Read this section to determine optimal window and shift lengths for analyses.

Solution

Length is the window length of speech for analysis, generally 20-40 ms. If the sampling frequency is fs Hz, length = fs/1000 * x, with x being 20-40 ms. Advance is an analysis frame shift length, which generally overlaps 1/2-1/3 of the preceding and following frames. When performing speech recognition, it is necessary to use the same Length and Advance for acoustic model creation.

Discussion

When analyzing speech, the range in which signals can be assumed to be weakly stationary is 20-40 ms; therefore, this section describes settings yielding these lengths. Shift length is determined as the execution width of a window. Concretely, determine the head of a rectangular window with energy equivalent to that of a window function. This window length is not utilized for frame processing of the same sample redundantly when analyzing continuous frames, making frame processing possible without discarding samples. Since the energy of window functions for speech analyses is about 1/3-1/2 of the rectangular window length, the amount of frame shift should be within this range.
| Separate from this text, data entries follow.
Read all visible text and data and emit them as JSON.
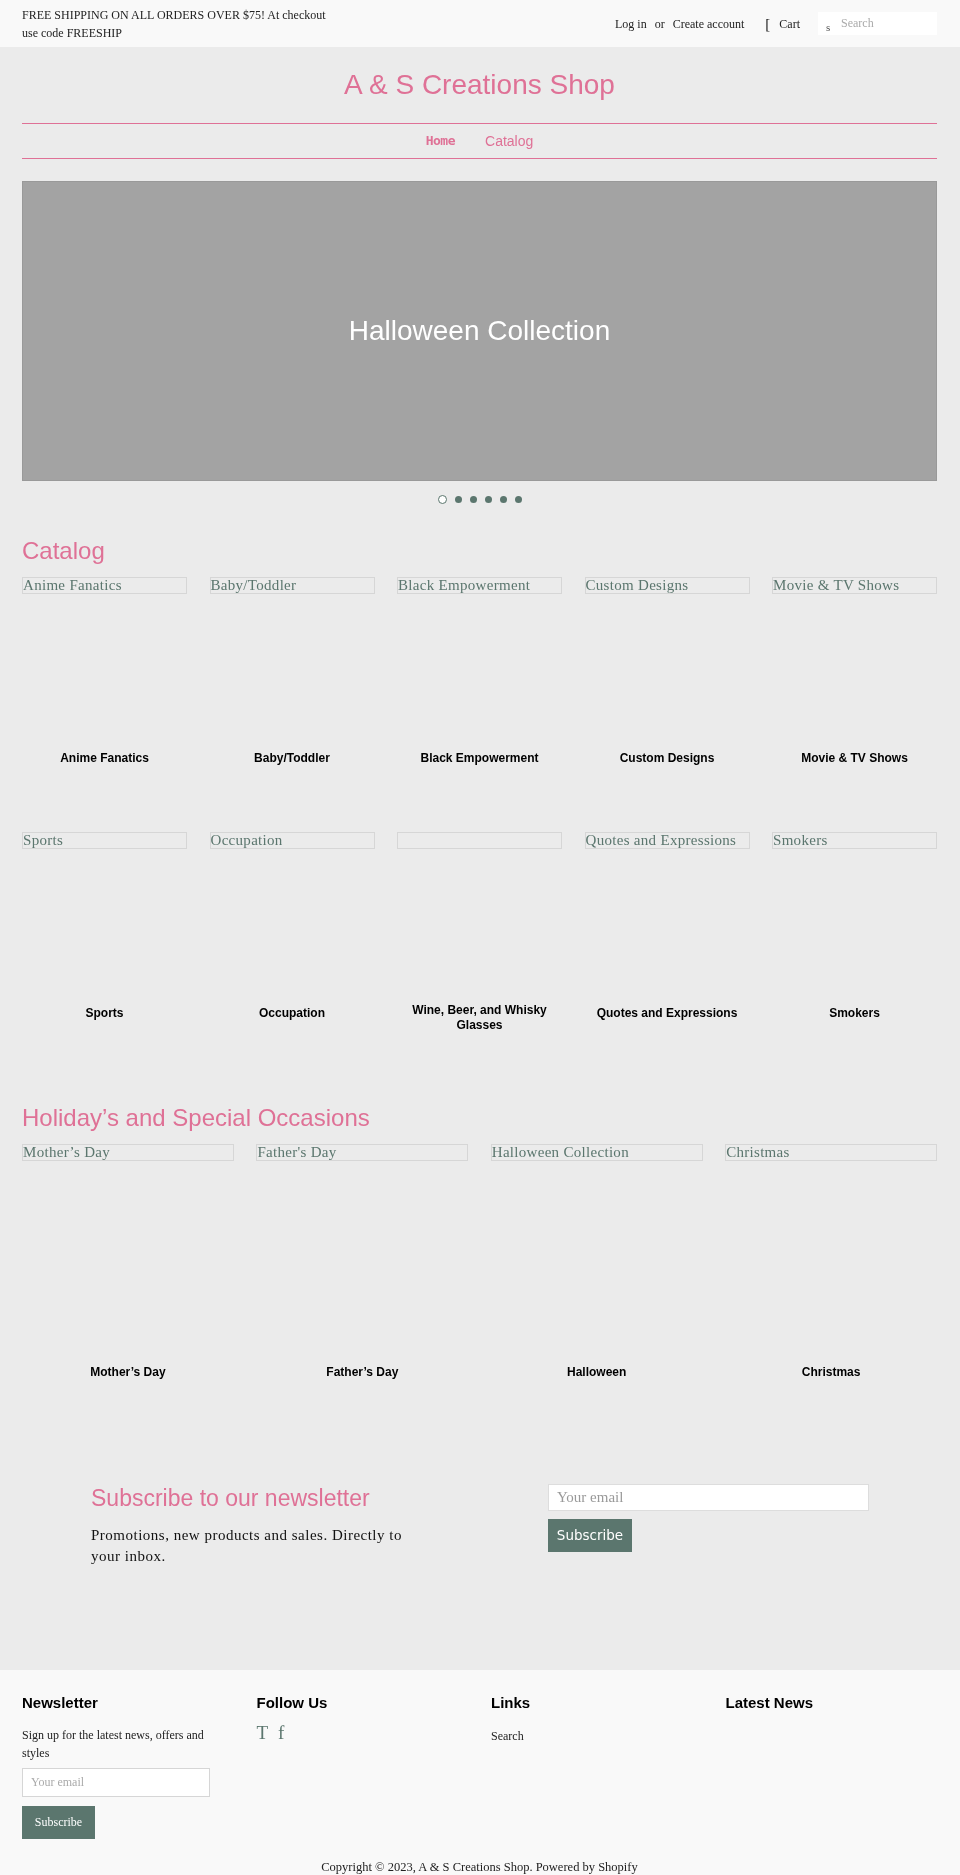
{
  "top_bar": {
    "announcement": "FREE SHIPPING ON ALL ORDERS OVER $75! At checkout use code FREESHIP",
    "login": "Log in",
    "separator": "or",
    "register": "Create account",
    "cart": {
      "glyph": "[",
      "label": "Cart"
    },
    "search": {
      "glyph": "s",
      "placeholder": "Search"
    }
  },
  "header": {
    "title": "A & S Creations Shop"
  },
  "nav": [
    {
      "label": "Home",
      "selected": true
    },
    {
      "label": "Catalog",
      "selected": false
    }
  ],
  "slideshow": {
    "caption": "Halloween Collection",
    "dots": [
      {
        "selected": true
      },
      {
        "selected": false
      },
      {
        "selected": false
      },
      {
        "selected": false
      },
      {
        "selected": false
      },
      {
        "selected": false
      }
    ]
  },
  "sections": [
    {
      "heading": "Catalog",
      "items": [
        {
          "image_alt": "Anime Fanatics",
          "caption": "Anime Fanatics"
        },
        {
          "image_alt": "Baby/Toddler",
          "caption": "Baby/Toddler"
        },
        {
          "image_alt": "Black Empowerment",
          "caption": "Black Empowerment"
        },
        {
          "image_alt": "Custom Designs",
          "caption": "Custom Designs"
        },
        {
          "image_alt": "Movie & TV Shows",
          "caption": "Movie & TV Shows"
        },
        {
          "image_alt": "Sports",
          "caption": "Sports"
        },
        {
          "image_alt": "Occupation",
          "caption": "Occupation"
        },
        {
          "caption": "Wine, Beer, and Whisky Glasses"
        },
        {
          "image_alt": "Quotes and Expressions",
          "caption": "Quotes and Expressions"
        },
        {
          "image_alt": "Smokers",
          "caption": "Smokers"
        }
      ]
    },
    {
      "heading": "Holiday’s and Special Occasions",
      "items": [
        {
          "image_alt": "Mother’s Day",
          "caption": "Mother’s Day"
        },
        {
          "image_alt": "Father's Day",
          "caption": "Father’s Day"
        },
        {
          "image_alt": "Halloween Collection",
          "caption": "Halloween"
        },
        {
          "image_alt": "Christmas",
          "caption": "Christmas"
        }
      ]
    }
  ],
  "newsletter": {
    "heading": "Subscribe to our newsletter",
    "text": "Promotions, new products and sales. Directly to your inbox.",
    "placeholder": "Your email",
    "button": "Subscribe"
  },
  "footer": {
    "newsletter": {
      "heading": "Newsletter",
      "text": "Sign up for the latest news, offers and styles",
      "placeholder": "Your email",
      "button": "Subscribe"
    },
    "follow": {
      "heading": "Follow Us",
      "glyphs": [
        "T",
        "f"
      ]
    },
    "links": {
      "heading": "Links",
      "items": [
        "Search"
      ]
    },
    "news": {
      "heading": "Latest News"
    },
    "copyright": "Copyright © 2023, A & S Creations Shop. Powered by Shopify"
  }
}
Although 1/3 is a conservative setting and may cause redundant frame processing of the same sample, few samples are discarded. Although samples may be discarded at settings of 1/2, depending on window functions, redundant frame processing does not occur. However, when using a rectangular window for analysis, the shift length must be equal to the analysis frame length. For triangular windows, the frame shift amount is 1/2.